Yoga For Women’s Health: A Preventive Practice For Hormonal And Mental Balance | Lifestyle News

Yoga For Women’s Health: A Preventive Practice For Hormonal And Mental Balance | Lifestyle News

Last Updated:June 21, 2025, 11:35 IST

Yoga can help women recalibrate both body and mind. With simple asanas and breathwork, yoga helps to calm down the nervous system.

Yoga helps women manage hormonal imbalances and chronic stress. (AI Generated Image)

In modern days, the conversations women are having with their doctors is shifting. Many aren’t just seeking relief from acute illnesses – they’re asking how to feel more energised, how to sleep through the night, and how to navigate the month without pain, anxiety, or emotional highs and lows. These aren’t minor concerns; they’re signals that the body may be out of sync, often pointing to hormonal imbalances and chronic stress.

While medical intervention remains crucial, one practice continues to emerge as a long-term ally in women’s health: yoga. Not merely as a lifestyle trend, but as a sustainable, preventive approach that helps recalibrate both body and mind.

The Hormone-Sleep-Stress Loop

In women, hormone balance is sensitive. Even small disruptions in sleep, diet, or emotional load can reflect irregular cycles, hair fall, skin changes, bloating, or anxiety.

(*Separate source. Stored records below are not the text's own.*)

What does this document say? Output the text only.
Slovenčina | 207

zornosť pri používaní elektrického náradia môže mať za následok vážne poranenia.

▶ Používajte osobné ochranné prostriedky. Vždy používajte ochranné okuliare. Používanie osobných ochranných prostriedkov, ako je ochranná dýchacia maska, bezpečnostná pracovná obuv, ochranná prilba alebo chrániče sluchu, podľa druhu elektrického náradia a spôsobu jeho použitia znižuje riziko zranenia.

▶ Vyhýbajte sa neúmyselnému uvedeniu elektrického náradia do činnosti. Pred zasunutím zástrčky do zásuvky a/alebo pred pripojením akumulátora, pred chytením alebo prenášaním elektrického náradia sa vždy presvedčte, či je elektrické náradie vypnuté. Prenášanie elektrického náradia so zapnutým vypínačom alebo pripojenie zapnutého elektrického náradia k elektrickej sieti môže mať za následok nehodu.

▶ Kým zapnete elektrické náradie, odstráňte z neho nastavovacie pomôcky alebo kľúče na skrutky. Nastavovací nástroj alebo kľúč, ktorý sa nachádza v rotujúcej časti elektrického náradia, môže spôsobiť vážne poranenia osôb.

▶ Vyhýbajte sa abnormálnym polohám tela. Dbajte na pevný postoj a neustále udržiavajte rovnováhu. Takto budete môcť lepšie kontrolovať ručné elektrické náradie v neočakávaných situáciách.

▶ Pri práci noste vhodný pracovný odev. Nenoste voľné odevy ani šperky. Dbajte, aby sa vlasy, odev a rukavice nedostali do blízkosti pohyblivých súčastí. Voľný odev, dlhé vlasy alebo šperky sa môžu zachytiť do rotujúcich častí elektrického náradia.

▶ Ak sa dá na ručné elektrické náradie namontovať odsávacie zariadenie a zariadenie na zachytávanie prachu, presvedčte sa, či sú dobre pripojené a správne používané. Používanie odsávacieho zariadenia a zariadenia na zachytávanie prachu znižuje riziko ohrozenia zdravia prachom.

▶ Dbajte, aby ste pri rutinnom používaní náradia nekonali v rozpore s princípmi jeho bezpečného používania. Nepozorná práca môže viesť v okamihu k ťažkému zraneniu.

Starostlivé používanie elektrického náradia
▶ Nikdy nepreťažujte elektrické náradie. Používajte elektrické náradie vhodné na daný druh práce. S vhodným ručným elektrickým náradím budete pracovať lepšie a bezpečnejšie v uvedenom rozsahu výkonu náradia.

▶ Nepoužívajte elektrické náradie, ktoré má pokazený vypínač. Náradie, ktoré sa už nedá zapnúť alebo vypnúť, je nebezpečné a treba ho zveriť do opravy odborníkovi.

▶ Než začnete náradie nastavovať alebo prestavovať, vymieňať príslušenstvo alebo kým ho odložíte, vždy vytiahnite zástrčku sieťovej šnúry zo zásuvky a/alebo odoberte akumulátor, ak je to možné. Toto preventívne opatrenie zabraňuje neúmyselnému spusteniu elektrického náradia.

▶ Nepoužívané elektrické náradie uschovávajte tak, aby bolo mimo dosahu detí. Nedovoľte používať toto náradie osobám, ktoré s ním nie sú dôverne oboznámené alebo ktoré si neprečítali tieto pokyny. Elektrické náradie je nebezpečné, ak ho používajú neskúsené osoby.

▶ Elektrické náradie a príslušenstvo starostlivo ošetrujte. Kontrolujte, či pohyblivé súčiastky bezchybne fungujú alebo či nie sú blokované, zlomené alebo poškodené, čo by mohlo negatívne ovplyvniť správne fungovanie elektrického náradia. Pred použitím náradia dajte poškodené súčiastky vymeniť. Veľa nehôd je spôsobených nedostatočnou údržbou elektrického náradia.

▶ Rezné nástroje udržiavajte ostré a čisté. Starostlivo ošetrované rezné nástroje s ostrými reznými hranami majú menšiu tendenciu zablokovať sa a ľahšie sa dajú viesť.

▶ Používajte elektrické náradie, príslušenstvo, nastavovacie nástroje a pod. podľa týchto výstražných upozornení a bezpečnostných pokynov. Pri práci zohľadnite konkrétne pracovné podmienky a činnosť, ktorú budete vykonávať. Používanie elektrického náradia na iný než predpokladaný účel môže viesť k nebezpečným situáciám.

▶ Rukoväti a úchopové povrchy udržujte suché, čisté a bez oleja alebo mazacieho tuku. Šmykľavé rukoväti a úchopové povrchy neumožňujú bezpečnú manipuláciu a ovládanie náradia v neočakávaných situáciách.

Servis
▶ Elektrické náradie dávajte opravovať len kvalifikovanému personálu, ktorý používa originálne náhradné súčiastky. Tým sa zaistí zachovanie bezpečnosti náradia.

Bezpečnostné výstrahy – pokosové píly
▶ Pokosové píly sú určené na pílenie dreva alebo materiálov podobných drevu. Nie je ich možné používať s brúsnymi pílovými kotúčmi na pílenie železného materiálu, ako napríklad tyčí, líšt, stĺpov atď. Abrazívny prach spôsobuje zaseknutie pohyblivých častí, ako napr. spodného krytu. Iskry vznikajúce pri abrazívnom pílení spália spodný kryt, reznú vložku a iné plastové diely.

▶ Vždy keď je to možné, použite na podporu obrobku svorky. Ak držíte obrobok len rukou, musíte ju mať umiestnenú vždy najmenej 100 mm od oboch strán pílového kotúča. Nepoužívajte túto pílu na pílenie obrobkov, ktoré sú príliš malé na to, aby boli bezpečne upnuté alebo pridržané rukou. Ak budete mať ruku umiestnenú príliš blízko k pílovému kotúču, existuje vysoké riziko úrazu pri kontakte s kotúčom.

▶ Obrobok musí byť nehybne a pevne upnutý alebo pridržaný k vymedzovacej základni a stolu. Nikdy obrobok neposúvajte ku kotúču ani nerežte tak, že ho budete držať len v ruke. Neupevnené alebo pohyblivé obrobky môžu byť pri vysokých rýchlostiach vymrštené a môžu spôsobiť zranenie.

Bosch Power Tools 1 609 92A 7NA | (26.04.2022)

Pritika Singh, a mental health expert and CEO at Prayag Hospitals Group, says, “In teenagers and women in their twenties, I often see this in the form of PCOS. In those approaching their forties, it presents differently, with heavier periods, fatigue that does not go away, and emotional swings that seem disconnected from daily triggers. Yoga helps by regulating the nervous system first. Practices like alternate nostril breathing or just 20 minutes of guided relaxation make a visible difference in women who deal with chronic stress.” Once the nervous system quietens, the body responds better, be it insulin regulation, thyroid function, or menstrual consistency.

Cycle Health Without a Medical File

Singh says, “Many women are prescribed hormonal pills early – sometimes at 16 or 17- for acne or irregular periods. These may be necessary for some time, but they’re not a sustainable path alone. What gets missed is body awareness – how movement, rest, and breath can affect the reproductive system directly.”

Singh explains that certain postures like malasana (squat), supta baddha konasana (reclined butterfly), and apanasana (knee hug), help relieve pelvic congestion. Practiced consistently, they improve blood flow to the uterus and ovaries.

Menopause: Managing Change, Not Fighting It

The perimenopausal years are difficult to pin down. For many women, symptoms start even before they realise what’s happening – waking up at 3 am, unexplained irritability, sudden sweats in meetings, or memory lapses that feel disorienting.

Singh explains, “Yoga here isn’t about bending or stretching. It’s about staying steady during transition. Forward bends and supported reclining postures help cool the body. Breathwork slows the racing thoughts that many women describe but rarely speak about. Over time, these small routines bring down the sense of chaos that hormonal changes can bring.”

For years, yoga has been framed primarily as a tool for fitness or flexibility. But that perspective barely scratches the surface. When integrated into daily life as a form of preventive care, its influence runs far deeper.